WL#4644: Online Backup: Fix the DDL blocker

Affects: Server-6.0   —   Status: Complete

RATIONALE
---------
To fix BUG#32702.

DETAILS
-------
DDL blocker is used inside backup system to prevent any metadata changes during
backup/restore process. It blocks DDL statements which could change the
metadata. DDL blocker is implemented but it is incomplete - it does not block
changes for all types of objects being backed-up (for example it does not block
DROP VIEW and many others). BUG#32702 contains a list of what is and what is not
blocked by the current implementation.

ALTERNATIVES
------------
There are 2 alternative understandings of what a DDL blocker should do:

A) Block all known DDL statements.
B) Block these (and only these) SQL statements which need to be blocked to
ensure BACKUP/RESTORE consistency.

Ad A) Note that it is not completely clear what a DDL statement is. There are
some statements which could be objected as being DDLs, such as TRUNCATE TABLE,
OPTIMIZE/REPAIR TABLE, DROP/CREATE INDEX. Nevertheless, they must be blocked for
BACKUP to work correctly. If DDL blocker does not block them, it becomes useless
for the backup subsystem.

Ad B) For the analysis what needs to be blocked, see HLS. If this semantics is
implemented then a better name for the service could be picked. For example
"Backup Metadata Lock", or BML for short.

This worklog will implement alternative B.

NOTE: The "DDL blocker" service is considered a temporary solution. In future
versions it is planned to replace it by more appropriate server mechanisms such
as fine-grained metadata locks.
WHAT STATEMENTS NEED TO BE BLOCKED
----------------------------------
Here we identify a *minimal* set of statements which should be blocked to ensure
correct functioning of BACKUP/RESTORE commands.
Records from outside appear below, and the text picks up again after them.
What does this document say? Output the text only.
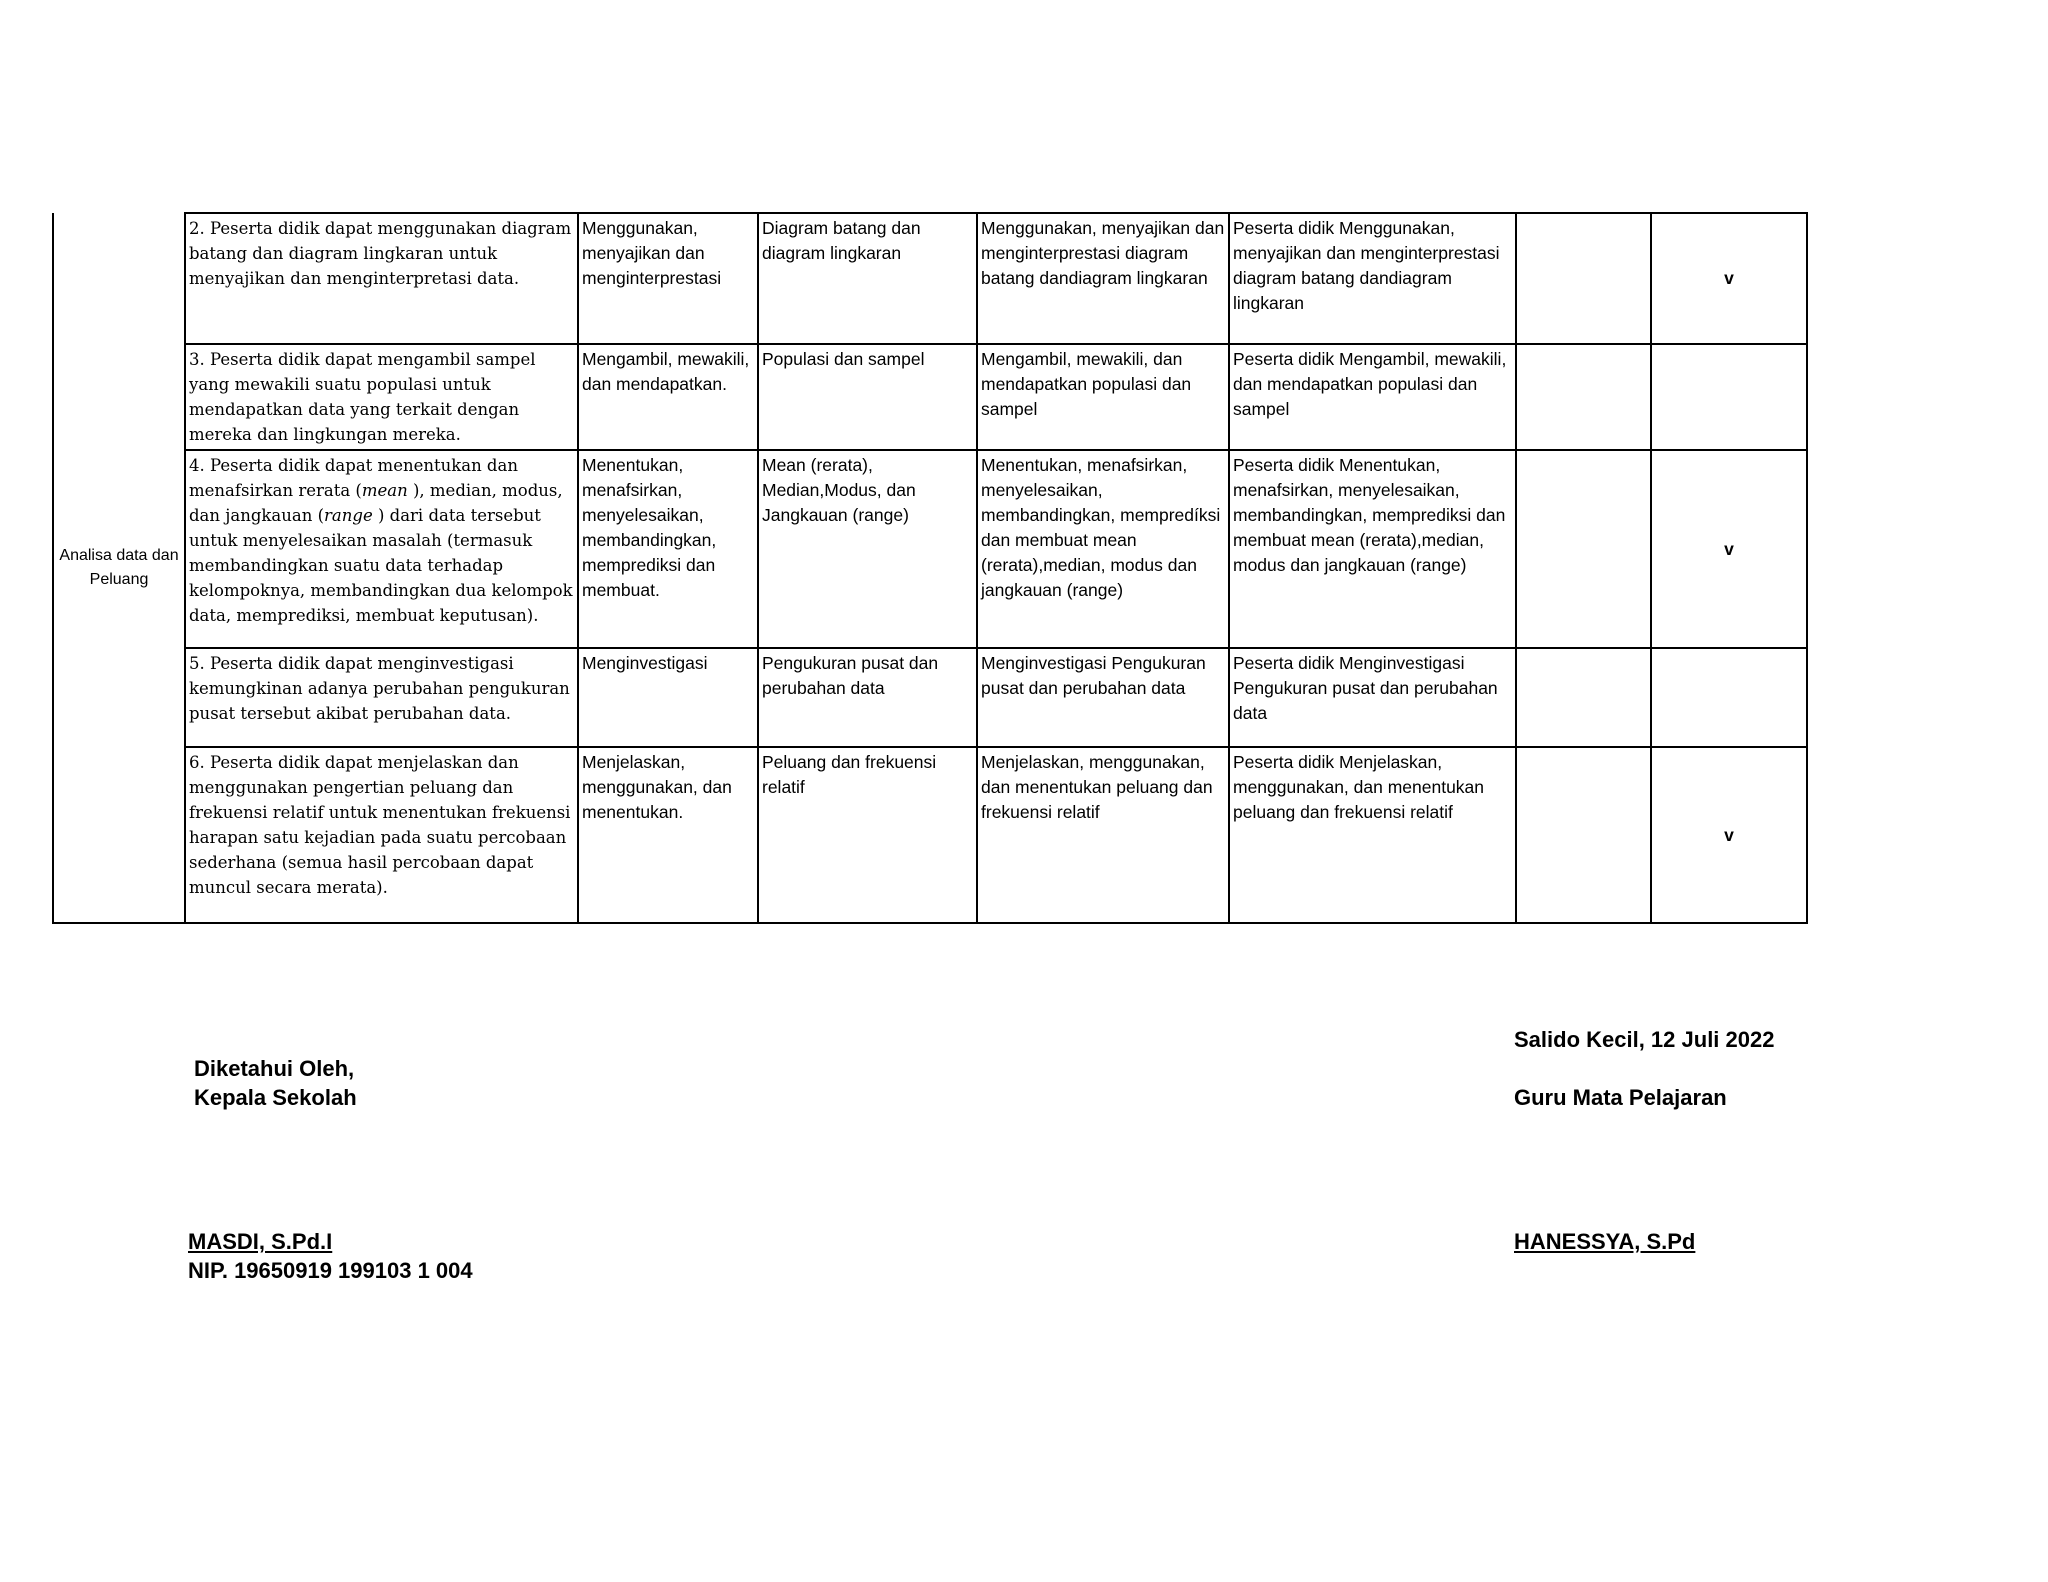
Analisa data dan Peluang	2. Peserta didik dapat menggunakan diagram batang dan diagram lingkaran untuk menyajikan dan menginterpretasi data.	Menggunakan, menyajikan dan menginterprestasi	Diagram batang dan diagram lingkaran	Menggunakan, menyajikan dan menginterprestasi diagram batang dandiagram lingkaran	Peserta didik Menggunakan, menyajikan dan menginterprestasi diagram batang dandiagram lingkaran		v
	3. Peserta didik dapat mengambil sampel yang mewakili suatu populasi untuk mendapatkan data yang terkait dengan mereka dan lingkungan mereka.	Mengambil, mewakili, dan mendapatkan.	Populasi dan sampel	Mengambil, mewakili, dan mendapatkan populasi dan sampel	Peserta didik Mengambil, mewakili, dan mendapatkan populasi dan sampel		
	4. Peserta didik dapat menentukan dan menafsirkan rerata (mean ), median, modus, dan jangkauan (range ) dari data tersebut untuk menyelesaikan masalah (termasuk membandingkan suatu data terhadap kelompoknya, membandingkan dua kelompok data, memprediksi, membuat keputusan).	Menentukan, menafsirkan, menyelesaikan, membandingkan, memprediksi dan membuat.	Mean (rerata), Median,Modus, dan Jangkauan (range)	Menentukan, menafsirkan, menyelesaikan, membandingkan, mempredíksi dan membuat mean (rerata),median, modus dan jangkauan (range)	Peserta didik Menentukan, menafsirkan, menyelesaikan, membandingkan, memprediksi dan membuat mean (rerata),median, modus dan jangkauan (range)		v
	5. Peserta didik dapat menginvestigasi kemungkinan adanya perubahan pengukuran pusat tersebut akibat perubahan data.	Menginvestigasi	Pengukuran pusat dan perubahan data	Menginvestigasi Pengukuran pusat dan perubahan data	Peserta didik Menginvestigasi Pengukuran pusat dan perubahan data		
	6. Peserta didik dapat menjelaskan dan menggunakan pengertian peluang dan frekuensi relatif untuk menentukan frekuensi harapan satu kejadian pada suatu percobaan sederhana (semua hasil percobaan dapat muncul secara merata).	Menjelaskan, menggunakan, dan menentukan.	Peluang dan frekuensi relatif	Menjelaskan, menggunakan, dan menentukan peluang dan frekuensi relatif	Peserta didik Menjelaskan, menggunakan, dan menentukan peluang dan frekuensi relatif		v
Diketahui Oleh,
Kepala Sekolah
MASDI, S.Pd.I
NIP. 19650919 199103 1 004
Salido Kecil, 12 Juli 2022
Guru Mata Pelajaran
HANESSYA, S.Pd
Backup image stores metadata for the following types of objects:

- databases
- tablespaces
- privileges
- tables
- views
- stored functions
- stored procedures
- events
- triggers

Hence, the following metadata changes should be frozen during backup operation:

1. Databases being backed-up should not disappear or be changed.
2. In case of "BACKUP DATABASE * ..." new databases should not appear.
3. List of objects inside each database should not change.
4. The objects in the databases should not change (their metadata).
5. The set of privileges for each database should not change.
6. Users for which privileges are stored should not disappear or change.
7. Tablespaces used by tables being backed-up should not disappear or change.

The above can be achieved by blocking the following statements (they will block
more than required, but I believe it is a minimal set for ensuring 1-7).

DROP/ALTER DATABASE               (for 1)
CREATE DATABASE                   (for 2 [b])
CREATE/DROP per-db-object         (for 3)
ALTER/RENAME per-db-object        (for 4)
CREATE/DROP INDEX                 (for 4 [a])
GRANT/REVOKE                      (for 5)
DROP/RENAME USER                  (for 6)
DROP/ALTER TABLESPACE             (for 7)

per-db-object is one of: TABLE, VIEW, FUNCTION, PROCEDURE, EVENT, TRIGGER.

[a] This is because CREATE/DROP INDEX alters the definition of the table.
[b] This could be made optional, to be used only when "BACKUP DATABASE * ..." is
    executed. That can greatly improve user experience since in the typical case
    when specific database list is given for BACKUP, users will be allowed to
    create new databases.

Additionally, these statements must be blocked for technical reasons:

TRUNCATE TABLE  - because it does DROP TABLE internally.
OPTIMIZE TABLE  - because it does ALTER TABLE internally.
REPAIR TABLE - because it can remove/rename files storing physical table data 
              (e.g. for MyISAM tables).

The complete list of statements which need to be blocked by BML is as follows:

  DROP   DATABASE/TABLE/VIEW/FUNCTION/PROCEDURE/EVENT/TRIGGER/INDEX
  DROP   USER/TABLESPACE
  CREATE DATABASE/TABLE/VIEW/FUNCTION/PROCEDURE/EVENT/TRIGGER/INDEX
  ALTER  DATABASE/TABLE/VIEW/FUNCTION/PROCEDURE/EVENT/TABLESPACE
  RENAME TABLE/USER
  GRANT/REVOKE
  TRUNCATE/OPTIMIZE/REPAIR TABLE

DDL blocker rename
==================
To avoid confused objections of the type "why DDL blocker is not blocking this
or that DDL statement" the service will be renamed to "Backup Metadata Lock",
BML in short.

Here is a list of proposed renames (only public members mentioned - for private
members, names along the same lines will be chosen).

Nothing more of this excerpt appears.